An apparent dead end. One of my favorite travel writers, paul theroux, had taken the trip across lake victoria ten years ago. i thought i might do the same. 
"you can call mr. ogiya every week if you are looking to go later this year or next winter. but i can't promise you anything. we unload cargo, reload it, then the crew turns around. there is no schedule. you see it's not for people like you..."
"Mm," i repeated. "Who is this mr. ogiya?"
"me."

I thanked mr. ogiya for his time and took down his number. 


later in the week, i took a boda south to munyonyo and speke resort, a sprawling lakeside hotel 40 minutes from campus. it had a dominican, cuban vibe going as we neared the coast, lots of dingy bars, palm trees, rustic huts, and people sitting on their chairs watching cars go by. no baseball but plenty of soccer fields outside every primary school we passed. the air was cooler too...almost, dare i say, chilly. but no, this is east africa. and i am still not cold. never. not once in two months. 

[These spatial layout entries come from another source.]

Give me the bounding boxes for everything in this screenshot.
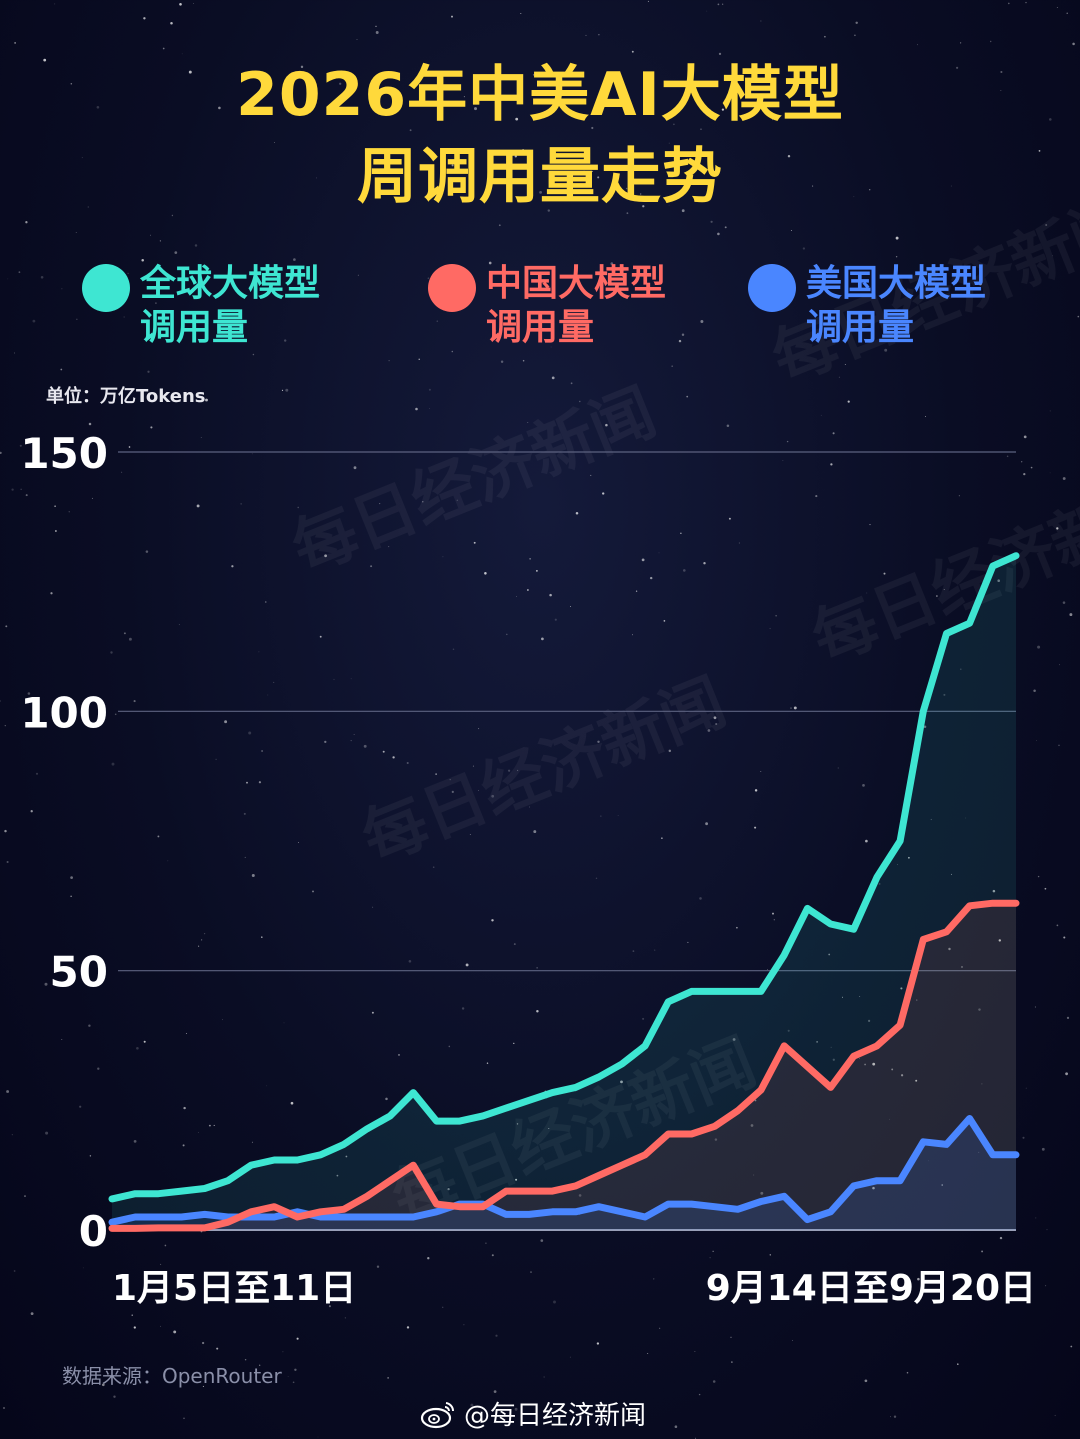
y-tick-label: 0 bbox=[79, 1207, 108, 1256]
series-line bbox=[108, 899, 1020, 1232]
legend-dot-global bbox=[82, 264, 130, 312]
series-line bbox=[108, 552, 1020, 1203]
legend-label-us-line2: 调用量 bbox=[806, 307, 915, 348]
legend-label-global-line1: 全球大模型 bbox=[140, 263, 321, 304]
legend-label-china-line1: 中国大模型 bbox=[486, 263, 667, 304]
legend-label-us-line1: 美国大模型 bbox=[806, 263, 987, 304]
x-tick-label-last: 9月14日至9月20日 bbox=[706, 1268, 1036, 1309]
legend-item-global: 全球大模型 调用量 bbox=[82, 262, 320, 350]
series-area bbox=[112, 903, 1016, 1230]
footer-text: @每日经济新闻 bbox=[464, 1401, 647, 1431]
y-tick-label: 50 bbox=[50, 948, 108, 997]
legend-dot-china bbox=[428, 264, 476, 312]
series-line bbox=[108, 1115, 1020, 1226]
weibo-icon bbox=[420, 1401, 455, 1428]
data-source: 数据来源：OpenRouter bbox=[62, 1364, 282, 1388]
series-area bbox=[112, 555, 1016, 1230]
chart-title-line2: 周调用量走势 bbox=[357, 142, 723, 212]
chart-title-line1: 2026年中美AI大模型 bbox=[236, 60, 844, 130]
unit-label: 单位：万亿Tokens bbox=[46, 386, 206, 407]
legend-item-us: 美国大模型 调用量 bbox=[748, 262, 986, 350]
x-tick-label-first: 1月5日至11日 bbox=[112, 1268, 356, 1309]
legend-label-global-line2: 调用量 bbox=[140, 307, 249, 348]
footer-credit: @每日经济新闻 bbox=[420, 1395, 646, 1432]
legend-dot-us bbox=[748, 264, 796, 312]
y-tick-label: 150 bbox=[20, 429, 108, 478]
series-area bbox=[112, 1118, 1016, 1230]
y-tick-label: 100 bbox=[20, 688, 108, 737]
legend-label-china-line2: 调用量 bbox=[486, 307, 595, 348]
legend-item-china: 中国大模型 调用量 bbox=[428, 262, 666, 350]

on friday, i finally poked my head into church and a 45 minute catholic mass at midday. besides fouling up communion (wine-soaked hosts anyone?) and nearly snapping my ankle as i knelt on a two-by-four, i remembered the service quite nicely. stand, sit, kneel, pray, listen, nod, stand, sing, kneel, stand, pay, receive, pray, and exit. i couldn't understand much of what the priest was saying. his accent was thick and perhaps from the north. i heard him mention something about opening up your toilet to thine neighbor and then muted laughter...i smiled and looked around. most people were watching me, not him. 


it'll be two months wednesday since i arrived. one fifth of the way through this odyssey. seems like a lot. i still have so much to see and do and teach and learn. it's kind of overwhelming. but i am upbeat about the prospects of a new week. 


i've also learned to make rice, boil potatoes and carrots. dinners are shaping up nicely. i also have aspirations to host some sort of a thanksgiving turkey outside my place if i can manage to coerce esther at the guest house to cater the thing. i am currently looking for butcher shops around kampala that sell turkeys. stuffing could be a whole 'nother challenge.